Before his senior season in 2007, Salem was named to the Brooks Wallace Award and Dick Howser Trophy watch list. He was also named a pre-season All-American by the College Baseball Foundation, Rivals.com and the National Collegiate Baseball Writers Association. On his academic success, Salem commented, "I really do take pride in my grades...When a lot of guys go out, I'm in the library studying. So, I definitely make the sacrifices." On his 22^{nd} birth day, Salem hit two home runs in his first two at-bats in a game against Georgia State University. In 2007, Salem was nominated by the University of Alabama for the H. Boyd McWhorter Scholar-Athlete Post-Graduate Scholarship and received the Algernon Sydney Sullivan Award, the highest honor offered by the University of Alabama.
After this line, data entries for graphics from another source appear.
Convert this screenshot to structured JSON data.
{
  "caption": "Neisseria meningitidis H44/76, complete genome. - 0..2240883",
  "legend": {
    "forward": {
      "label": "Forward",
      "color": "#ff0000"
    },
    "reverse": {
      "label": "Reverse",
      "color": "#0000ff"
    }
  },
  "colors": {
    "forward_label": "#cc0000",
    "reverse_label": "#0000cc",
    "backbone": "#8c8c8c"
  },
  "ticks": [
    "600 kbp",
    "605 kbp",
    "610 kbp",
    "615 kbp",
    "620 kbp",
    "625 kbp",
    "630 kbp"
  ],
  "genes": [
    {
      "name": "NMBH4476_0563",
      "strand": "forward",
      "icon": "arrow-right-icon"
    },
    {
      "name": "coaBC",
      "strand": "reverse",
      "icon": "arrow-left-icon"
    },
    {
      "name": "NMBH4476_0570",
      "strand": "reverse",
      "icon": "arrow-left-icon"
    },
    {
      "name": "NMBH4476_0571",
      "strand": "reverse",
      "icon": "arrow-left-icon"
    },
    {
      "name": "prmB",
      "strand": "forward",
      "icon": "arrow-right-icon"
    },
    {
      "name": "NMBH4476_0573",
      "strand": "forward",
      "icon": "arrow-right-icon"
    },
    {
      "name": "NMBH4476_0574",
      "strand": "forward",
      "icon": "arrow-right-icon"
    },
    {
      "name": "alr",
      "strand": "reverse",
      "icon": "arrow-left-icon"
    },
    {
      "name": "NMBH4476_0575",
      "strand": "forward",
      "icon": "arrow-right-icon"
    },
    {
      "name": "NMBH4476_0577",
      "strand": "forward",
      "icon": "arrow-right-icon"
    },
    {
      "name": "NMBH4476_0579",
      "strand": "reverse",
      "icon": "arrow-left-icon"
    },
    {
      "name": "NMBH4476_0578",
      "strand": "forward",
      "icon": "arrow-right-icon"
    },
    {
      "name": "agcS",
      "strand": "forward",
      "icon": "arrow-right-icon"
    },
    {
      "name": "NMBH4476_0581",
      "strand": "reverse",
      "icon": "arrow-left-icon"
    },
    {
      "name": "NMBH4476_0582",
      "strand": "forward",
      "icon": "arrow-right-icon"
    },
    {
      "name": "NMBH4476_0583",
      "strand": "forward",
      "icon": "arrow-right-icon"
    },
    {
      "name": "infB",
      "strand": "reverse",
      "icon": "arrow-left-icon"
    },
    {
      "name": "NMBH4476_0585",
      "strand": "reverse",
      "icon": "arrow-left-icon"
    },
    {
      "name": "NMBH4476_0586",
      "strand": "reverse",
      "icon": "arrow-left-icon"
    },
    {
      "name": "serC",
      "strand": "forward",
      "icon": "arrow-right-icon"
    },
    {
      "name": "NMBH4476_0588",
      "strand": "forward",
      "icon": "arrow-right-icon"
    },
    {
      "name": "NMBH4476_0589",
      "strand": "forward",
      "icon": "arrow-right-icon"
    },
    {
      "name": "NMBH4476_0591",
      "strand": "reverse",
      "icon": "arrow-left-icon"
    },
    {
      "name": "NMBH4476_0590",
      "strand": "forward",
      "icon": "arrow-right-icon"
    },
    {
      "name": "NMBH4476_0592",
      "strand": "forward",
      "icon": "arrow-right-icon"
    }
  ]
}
He graduated with a 3.85 final grade point average. He later won the H. Boyd McWhorter Scholar-Athlete Post-Graduate Scholarship, which was awarded to him at the annual SEC spring meeting in Destin, Florida, on May 31, 2007. On April 17, 2007, it was announced that Salem, along with 30 other college baseball players, were finalists for the Lowe's Senior CLASS Award. Salem was named to the ESPN the Magazine's First-Team Academic All-American Team, making it his second consecutive season to receive that honor. Salem won the inaugural Lowe's Senior CLASS Award after beating out 29 other finalists. Salem was named to the National Collegiate Baseball Writers Association All-American Team after the 2007 season. On the 2007 season, his final at Alabama, Salem batted .351 with 61 runs, 81 hits, seven doubles, three triples, seven home runs, 32 RBIs, and 23 stolen bases in 57 games.

==Professional career==
The Tampa Bay Devil Rays (now known as the Tampa Bay Rays) drafted Salem in the 6th round of the 2007 Major League Baseball draft. Salem began his professional career with the Class-A Short-Season Hudson Valley Renegades. With the Renegades, he batted .311 with 41 runs, 70 hits, 11 doubles, seven triples, one home run, 23 runs batted in (RBIs) and 28 stolen bases in 58 games. Salem was tied for second in the New York – Penn League in triples and was third in stolen bases. He was selected to the New York – Penn League Post-Season All-Star team after the season. In 2008, Salem spent the entire season with the Class-A Columbus Catfish. During the month of April, the Tampa Bay Rays named Salem the Player of the Month in their minor league organization. On May 16, 2008, Salem was placed on the disabled list after he broke his elbow from sliding head-first into second base. His injury was season ending and he spent the rest of the season rehabbing at Naimoli Complex in St. Petersburg, Florida. In 38 games, Salem batted .301 with 24 runs, 26 hits, four doubles, three triples, seven RBIs, and 25 stolen bases. Salem began the 2009 season with the Class-A Advanced Charlotte Stone Crabs. On the season, Salem batted .255 with 54 runs, 91 hits, 12 doubles, seven triples, 22 RBIs, and 24 stolen bases in 99 games. He led the team in triples. Salem played the 2010 season with the Double-A Montgomery Biscuits and also spent time with the Triple-A Durham Bulls that same season. In 2010, he batted .260 with 24 doubles, 4 home runs, 23 stolen bases and was named a Southern League mid-season All-Star. Salem missed the entire 2011 season due to a knee injury. He was released by the Tampa Bay Rays in June 2012.

==Other activities==
Salem led the Pinnacle Baseball Camp, a camp for baseball players in grades kindergarten to eighth grade. Along with Salem, other professional players instructed the camp including second baseman Matt Downs and shortstop Greg Paiml.

==Personal==
Salem's father, Emeel Salem, Sr., was drafted by the Chicago Cubs out of high school but chose to attend the University of South Alabama where he played baseball under coach Eddie Stanky. Salem is a concert pianist and speaks several different languages. Salem is also related to football players Ed Salem, George Salem, Sr., George Salem, Jr. and Jimbo Salem.